Martelli lui-même, dans le sillage de l’affaire Masslo, insista pour lancer une loi sur l’immigration, celle qui porte son nom, approuvée en février 1990. L'Italie, en retard par rapport à d’autres pays européens, se dotait d’une loi organique sur ce sujet. À côté des mesures prises pour réguler les flux d’entrée, des dispositions légales applicables au séjour et à la lutte contre l’immigration irrégulière, cette loi établissait des règles pour protéger les travailleurs étrangers et un acte de régularisation pour les travailleurs en situation irrégulière.

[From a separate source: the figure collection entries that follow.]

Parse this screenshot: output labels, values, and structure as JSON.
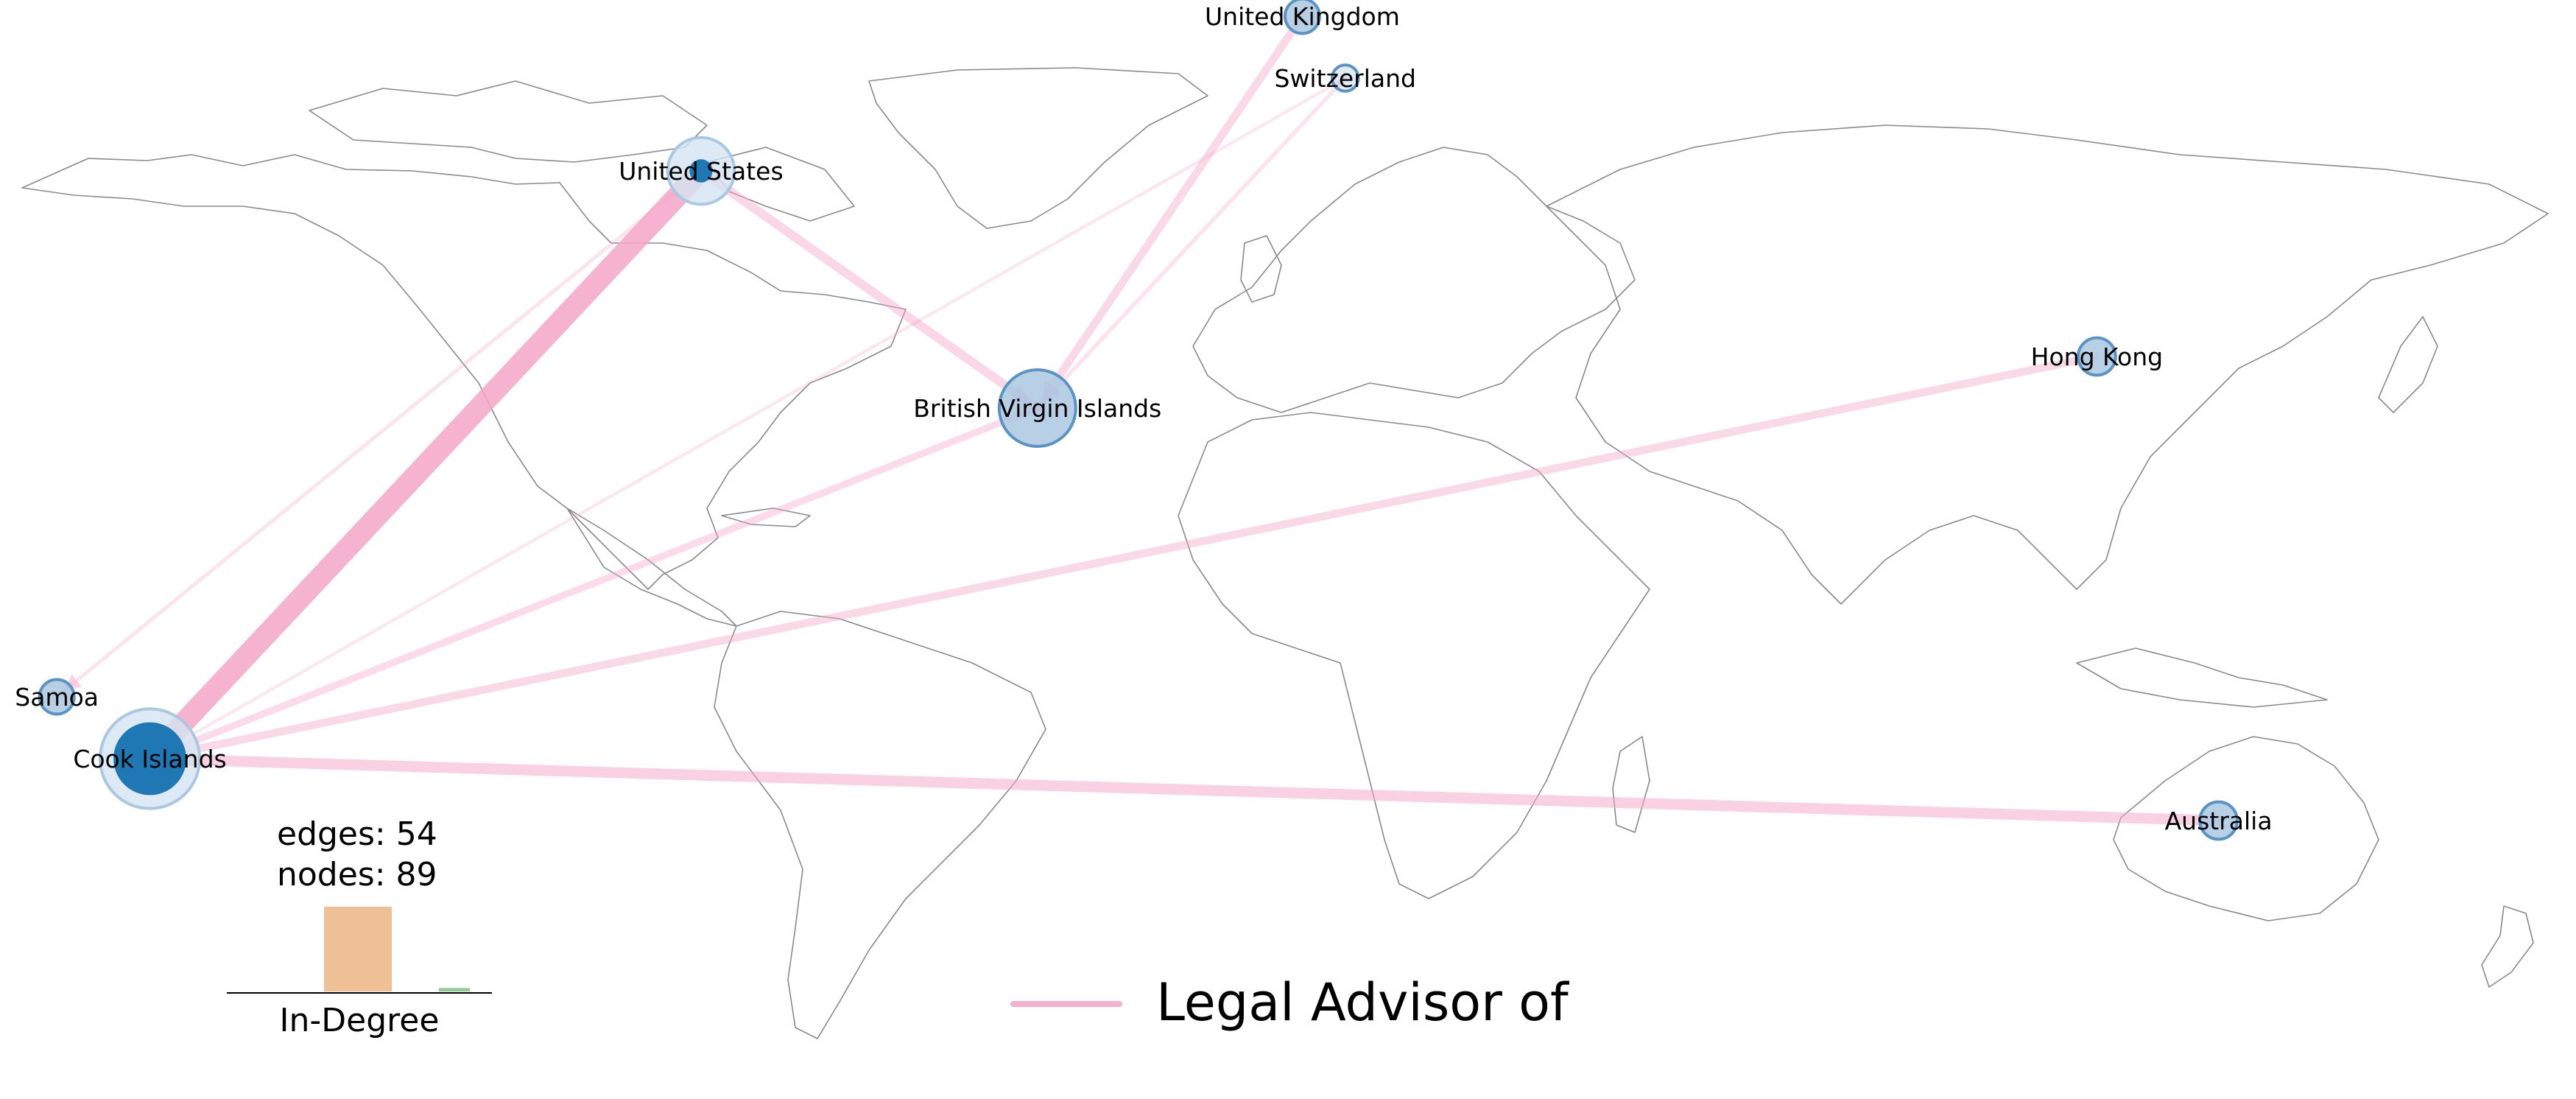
{
  "stats": {
    "edges_label": "edges: 54",
    "nodes_label": "nodes: 89"
  },
  "histogram": {
    "xlabel": "In-Degree",
    "bars": [
      {
        "relative_height": 1.0,
        "color": "#efbf95"
      },
      {
        "relative_height": 0.04,
        "color": "#8fcc8f"
      }
    ]
  },
  "legend": {
    "label": "Legal Advisor of",
    "color": "#f4b0cf"
  },
  "colors": {
    "edge": "#f4a6c8",
    "node_dark": "#1f77b4",
    "node_light": "#aac8e2",
    "node_halo": "#d4e3f1",
    "map_stroke": "#8a8a8a"
  },
  "nodes": [
    {
      "id": "us",
      "label": "United States",
      "lon": -82,
      "lat": 37,
      "weight": 0.55,
      "halo": true
    },
    {
      "id": "bvi",
      "label": "British Virgin Islands",
      "lon": -35,
      "lat": 14,
      "weight": 1.0,
      "halo": false
    },
    {
      "id": "ci",
      "label": "Cook Islands",
      "lon": -159,
      "lat": -20,
      "weight": 1.0,
      "halo": true
    },
    {
      "id": "sam",
      "label": "Samoa",
      "lon": -172,
      "lat": -14,
      "weight": 0.25,
      "halo": false
    },
    {
      "id": "uk",
      "label": "United Kingdom",
      "lon": 2,
      "lat": 52,
      "weight": 0.25,
      "halo": false
    },
    {
      "id": "ch",
      "label": "Switzerland",
      "lon": 8,
      "lat": 46,
      "weight": 0.1,
      "halo": false
    },
    {
      "id": "hk",
      "label": "Hong Kong",
      "lon": 113,
      "lat": 19,
      "weight": 0.3,
      "halo": false
    },
    {
      "id": "au",
      "label": "Australia",
      "lon": 130,
      "lat": -26,
      "weight": 0.3,
      "halo": false
    }
  ],
  "edges": [
    {
      "from": "us",
      "to": "ci",
      "weight": 1.0
    },
    {
      "from": "us",
      "to": "bvi",
      "weight": 0.35
    },
    {
      "from": "uk",
      "to": "bvi",
      "weight": 0.3
    },
    {
      "from": "ch",
      "to": "bvi",
      "weight": 0.1
    },
    {
      "from": "bvi",
      "to": "ci",
      "weight": 0.25
    },
    {
      "from": "hk",
      "to": "ci",
      "weight": 0.3
    },
    {
      "from": "au",
      "to": "ci",
      "weight": 0.45
    },
    {
      "from": "us",
      "to": "sam",
      "weight": 0.08
    },
    {
      "from": "ch",
      "to": "ci",
      "weight": 0.05
    },
    {
      "from": "us",
      "to": "us",
      "weight": 0.1
    }
  ]
}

Manquait néanmoins à cette loi une incitation à l’intégration. On avait peine (et c’est encore le cas aujourd’hui) à considérer l’immigration pour ce qu’elle est réellement : un phénomène structurel de notre temps, qui doit être traité par des politiques et des lois prévoyantes.
Se souvenir de l’histoire de Jerry Essan Masslo, trente ans après les faits, c’est honorer la mémoire d’un jeune immigré en quête d’un avenir meilleur, mais c’est aussi rappeler qu’il est possible de se laisser interroger par une histoire personnelle, de réfléchir sur l’immigration et de penser à des solutions à long terme. Si l’on prend le temps de réfléchir calmement sur l’immigration, on se rend compte que tant de choses qui sont considérées à présent comme « normales » ne le sont pas du tout.
L'agression verbale (et de plus en plus souvent aussi physique) contre les migrants n’est pas normale. Interdire à un jeune l’accès à une plage du fait de la couleur de sa peau n’est pas normal. Il n’est pas normal que les migrants sauvés par les ONG en mer Méditerranée soient considérés seulement comme un enjeu politique, comme s’ils n’étaient pas des femmes, des hommes et des enfants. Il n’est pas du tout normal que l’on ne s’émeuve plus du sort des tout-petits qui devraient toujours être protégés.
Jerry, comme tant d’hommes et de femmes d’aujourd’hui, était un immigré, mais surtout un homme persécuté par un régime injuste, à la recherche d’un lieu où vivre en paix avec les siens.